Bei der Örtlichkeit handelt es sich um ein landwirtschaftliches Anwesen, in dem Pferde gehalten werden. Über einen Brunnen mit Pumpe und Zeitschaltuhr wurde die regelmäßige Versorgung der Tiere mit Wasser gewährleistet. Offenbar war die in ca. 8 Meter Tiefe installierte Pumpe defekt und der 47-jährige Mann stieg zur Reparatur in den Schacht.




Vermutlich erlitt er dort wegen Sauerstoffmangels einen Schwächeanfall bzw. verlor das Bewusstsein.
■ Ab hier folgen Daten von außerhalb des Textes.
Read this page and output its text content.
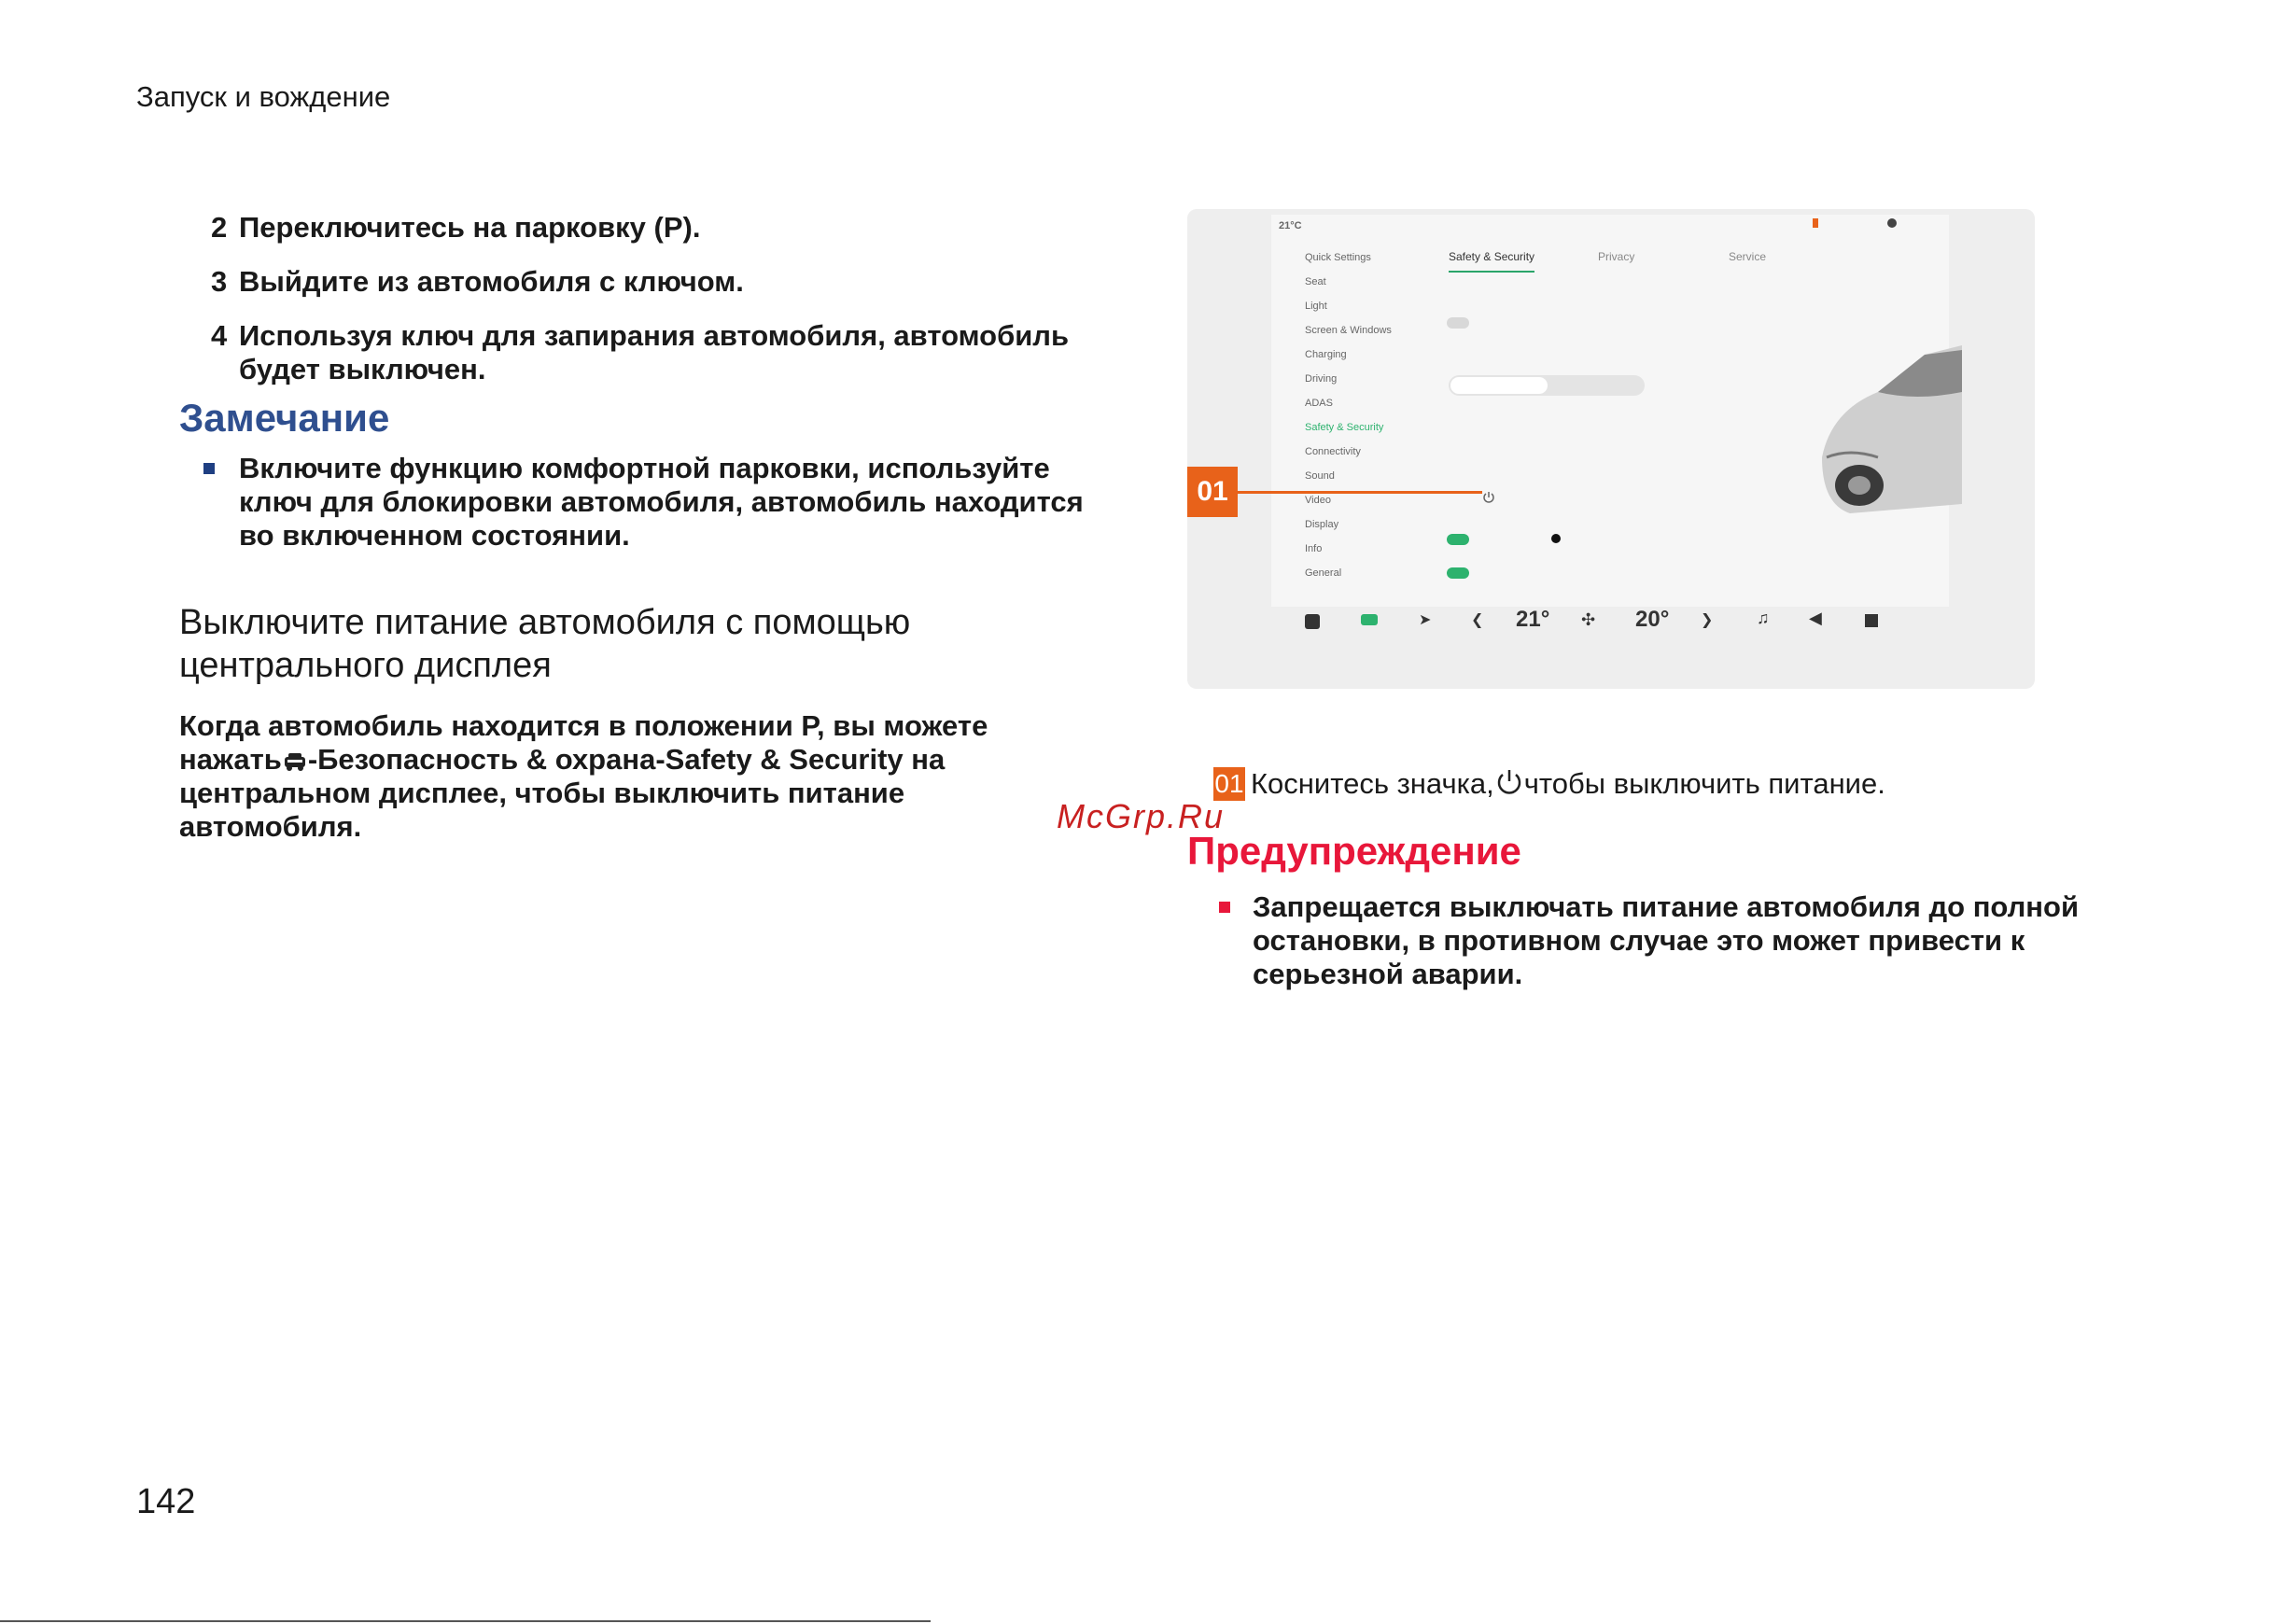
Запуск и вождение
2 Переключитесь на парковку (P).
3 Выйдите из автомобиля с ключом.
4 Используя ключ для запирания автомобиля, автомобиль будет выключен.
Замечание
Включите функцию комфортной парковки, используйте ключ для блокировки автомобиля, автомобиль находится во включенном состоянии.
Выключите питание автомобиля с помощью центрального дисплея
Когда автомобиль находится в положении P, вы можете нажать -Безопасность & охрана-Safety & Security на центральном дисплее, чтобы выключить питание автомобиля.
21°C
Quick Settings
Seat
Light
Screen & Windows
Charging
Driving
ADAS
Safety & Security
Connectivity
Sound
Video
Display
Info
General
Safety & Security	Privacy	Service
01
➤	❮ 21° ✣ 20° ❯	♫ ◀
01 Коснитесь значка, чтобы выключить питание.
McGrp.Ru
Предупреждение
Запрещается выключать питание автомобиля до полной остановки, в противном случае это может привести к серьезной аварии.
142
Seine zu Hilfe eilende 34-jährige Frau stieg ihm nach und dürfte nach kurzer Zeit ebenfalls ohnmächtig geworden sein.

Ein Anwohner, der das Ehepaar zuletzt am Nachmittag gesehen hatte, fand die beiden kurz nach 20.00 Uhr leblos im Brunnen liegend auf. Die beiden konnten von der alarmierten Feuerwehr nur noch tot geborgen werden.

Beamte des Kriminaldauerdienstes der Kripo Passau nahmen unverzüglich die Ermittlungen am Ort des Geschehens auf. Bisher haben sich keine Hinweise auf Fremd- oder Gewalteinwirkung ergeben. Vielmehr ist von einem tragischen Unglück auszugehen. Ein Fachmann der landwirtschaftlichen Berufsgenossenschaft Landshut wurde zur genauen Klärung der Unfallursache in die Ermittlungen einbezogen.




Die Polizei warnt aus diesem Anlass eindringlich vor den Gefahren beim Betreten von Brunnen, Silos und sonstigen Schächten oder Gruben. Diese sollten unter keinen Umständen ohne vorherige Messungen bzw. gründlicher Inspektion bestiegen werden. In der Tiefe bzw. am Grund kann es aus verschiedenen Gründen zu einer gefährlichen Bildung toxischer Gase kommen. Diese sind schwerer als Luft, weshalb die Sauerstoffkonzentration in diesem Bereich erheblich abnimmt bzw. dessen Aufnahme im Körper blockiert wird.